From an implementation perspective, there is one very important difference between a pointer and a reference in C++: references cannot be null.

This is undefined behaviour:

```cpp
int* px = nullptr;
int &rx = *px;
```

This doesn't make a difference except in one specific scenario: casting in the presence of multiple inheritance.

Consider this:

```cpp
struct base1 {
 uint64_t member1;
};

struct base2 {
 uint64_t member2;
};

struct derived : public base1, base2 {
};
```

What code should this function compile to?

```cpp
base2& cast_from_derived_to_base2_ref(derived& pd)
{
 return (base2&)pd;
}
```

If you said "basically add 8", you would be correct.
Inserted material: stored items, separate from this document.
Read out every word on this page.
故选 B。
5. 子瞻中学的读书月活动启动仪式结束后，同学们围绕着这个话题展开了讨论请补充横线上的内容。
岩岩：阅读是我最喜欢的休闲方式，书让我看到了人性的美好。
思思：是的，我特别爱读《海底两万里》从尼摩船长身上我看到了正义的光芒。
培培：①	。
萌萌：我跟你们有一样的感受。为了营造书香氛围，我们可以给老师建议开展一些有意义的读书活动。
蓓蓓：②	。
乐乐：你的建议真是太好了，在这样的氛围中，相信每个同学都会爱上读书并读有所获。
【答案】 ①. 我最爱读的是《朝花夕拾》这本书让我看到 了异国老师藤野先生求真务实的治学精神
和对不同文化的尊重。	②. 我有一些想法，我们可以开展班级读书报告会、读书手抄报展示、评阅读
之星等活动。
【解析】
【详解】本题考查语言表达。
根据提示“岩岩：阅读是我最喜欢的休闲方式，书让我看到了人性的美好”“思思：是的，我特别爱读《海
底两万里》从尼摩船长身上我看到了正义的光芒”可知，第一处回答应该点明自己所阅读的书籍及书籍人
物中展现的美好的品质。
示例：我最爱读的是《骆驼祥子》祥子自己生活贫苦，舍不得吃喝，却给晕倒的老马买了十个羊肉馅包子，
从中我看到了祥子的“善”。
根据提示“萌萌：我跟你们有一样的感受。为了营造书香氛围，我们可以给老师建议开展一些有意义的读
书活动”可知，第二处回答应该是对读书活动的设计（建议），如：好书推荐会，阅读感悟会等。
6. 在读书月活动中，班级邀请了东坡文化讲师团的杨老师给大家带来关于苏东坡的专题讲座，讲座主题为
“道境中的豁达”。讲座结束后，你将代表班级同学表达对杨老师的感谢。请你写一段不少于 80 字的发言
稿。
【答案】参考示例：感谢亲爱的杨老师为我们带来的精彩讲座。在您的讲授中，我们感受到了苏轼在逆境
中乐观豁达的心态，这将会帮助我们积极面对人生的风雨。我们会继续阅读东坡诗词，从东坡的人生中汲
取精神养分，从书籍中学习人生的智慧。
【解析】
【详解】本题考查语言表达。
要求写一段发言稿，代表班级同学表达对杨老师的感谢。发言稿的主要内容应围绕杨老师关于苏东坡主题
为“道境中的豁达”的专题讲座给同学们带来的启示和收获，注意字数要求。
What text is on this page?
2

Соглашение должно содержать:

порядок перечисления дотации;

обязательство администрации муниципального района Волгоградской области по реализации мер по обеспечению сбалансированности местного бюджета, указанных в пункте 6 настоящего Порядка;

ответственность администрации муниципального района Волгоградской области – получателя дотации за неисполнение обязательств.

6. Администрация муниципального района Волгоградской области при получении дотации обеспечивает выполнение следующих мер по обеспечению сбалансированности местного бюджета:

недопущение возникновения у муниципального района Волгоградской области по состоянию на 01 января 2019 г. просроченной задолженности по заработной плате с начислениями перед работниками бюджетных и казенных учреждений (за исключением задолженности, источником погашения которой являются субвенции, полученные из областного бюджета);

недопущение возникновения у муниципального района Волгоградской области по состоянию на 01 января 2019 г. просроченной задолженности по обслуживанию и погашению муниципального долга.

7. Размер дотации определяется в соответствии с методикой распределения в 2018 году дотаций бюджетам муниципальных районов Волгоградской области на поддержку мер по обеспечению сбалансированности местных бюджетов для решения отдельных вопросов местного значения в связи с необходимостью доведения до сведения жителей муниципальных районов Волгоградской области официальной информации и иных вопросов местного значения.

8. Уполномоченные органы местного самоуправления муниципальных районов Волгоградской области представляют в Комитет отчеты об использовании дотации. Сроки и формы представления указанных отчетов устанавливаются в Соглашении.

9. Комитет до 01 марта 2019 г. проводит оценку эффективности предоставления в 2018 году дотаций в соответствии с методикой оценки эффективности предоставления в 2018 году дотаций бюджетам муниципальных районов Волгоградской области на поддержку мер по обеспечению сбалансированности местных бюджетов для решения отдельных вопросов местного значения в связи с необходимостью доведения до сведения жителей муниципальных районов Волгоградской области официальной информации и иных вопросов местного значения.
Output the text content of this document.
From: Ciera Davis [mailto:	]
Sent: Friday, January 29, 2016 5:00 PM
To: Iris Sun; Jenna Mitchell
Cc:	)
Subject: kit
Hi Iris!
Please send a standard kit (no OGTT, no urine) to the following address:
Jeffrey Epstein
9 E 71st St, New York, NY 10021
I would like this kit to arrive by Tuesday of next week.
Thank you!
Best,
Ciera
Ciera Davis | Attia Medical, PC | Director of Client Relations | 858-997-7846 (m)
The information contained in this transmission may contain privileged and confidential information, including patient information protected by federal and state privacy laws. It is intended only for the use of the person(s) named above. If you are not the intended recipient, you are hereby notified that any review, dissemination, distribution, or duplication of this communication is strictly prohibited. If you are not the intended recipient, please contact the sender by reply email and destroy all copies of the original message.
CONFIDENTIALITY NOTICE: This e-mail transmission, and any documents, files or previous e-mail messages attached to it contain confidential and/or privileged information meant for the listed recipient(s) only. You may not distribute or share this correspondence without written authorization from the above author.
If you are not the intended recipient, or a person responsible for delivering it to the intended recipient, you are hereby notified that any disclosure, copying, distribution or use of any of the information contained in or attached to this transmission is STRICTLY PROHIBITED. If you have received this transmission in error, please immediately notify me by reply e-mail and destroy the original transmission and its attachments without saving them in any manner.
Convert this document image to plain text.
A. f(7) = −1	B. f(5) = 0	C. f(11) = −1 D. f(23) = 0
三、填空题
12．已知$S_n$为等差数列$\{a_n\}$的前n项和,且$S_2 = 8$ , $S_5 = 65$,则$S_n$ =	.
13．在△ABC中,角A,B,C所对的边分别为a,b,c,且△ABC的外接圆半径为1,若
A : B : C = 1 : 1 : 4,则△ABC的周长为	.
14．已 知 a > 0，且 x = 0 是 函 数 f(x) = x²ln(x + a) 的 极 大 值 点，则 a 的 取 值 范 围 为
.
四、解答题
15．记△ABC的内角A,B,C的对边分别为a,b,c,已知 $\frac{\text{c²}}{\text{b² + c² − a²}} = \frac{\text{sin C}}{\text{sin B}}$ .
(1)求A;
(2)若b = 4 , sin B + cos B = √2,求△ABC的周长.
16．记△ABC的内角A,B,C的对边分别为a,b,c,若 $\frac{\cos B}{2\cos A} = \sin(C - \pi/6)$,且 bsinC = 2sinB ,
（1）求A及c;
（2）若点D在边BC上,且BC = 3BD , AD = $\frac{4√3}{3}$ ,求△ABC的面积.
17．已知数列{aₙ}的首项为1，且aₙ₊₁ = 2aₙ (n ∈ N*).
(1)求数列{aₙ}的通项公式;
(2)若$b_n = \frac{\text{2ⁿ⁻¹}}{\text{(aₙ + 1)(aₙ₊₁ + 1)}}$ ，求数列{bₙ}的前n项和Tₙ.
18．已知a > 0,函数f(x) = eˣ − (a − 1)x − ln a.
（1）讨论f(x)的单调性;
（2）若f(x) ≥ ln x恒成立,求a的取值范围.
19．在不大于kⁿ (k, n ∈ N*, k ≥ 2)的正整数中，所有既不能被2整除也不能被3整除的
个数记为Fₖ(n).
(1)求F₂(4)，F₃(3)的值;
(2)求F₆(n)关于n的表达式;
Clang 16.0.0 on x64 at `-O2` generates this code:

```asm
cast_from_derived_to_base2_ref(derived&):
 lea rax, [rdi + 8]
 ret
```

Now, what code should this function compile to?

```cpp
base2* cast_from_derived_to_base2_ptr(derived* pd)
{
 return (base2*)pd;
}
```

If you said "the same code", you would be wrong. It would give an incorrect answer if `pd` were a null pointer; in that case, this function should also return a null pointer.

This is the code that Clang 16.0.0 generates:

```asm
cast_from_derived_to_base2_ptr(derived*):
 lea rax, [rdi + 8]
 test rdi, rdi
 cmove rax, rdi
 ret
```

Of course, there are also high-level semantic differences (references are immutable, for example), but this is the key difference in implementation.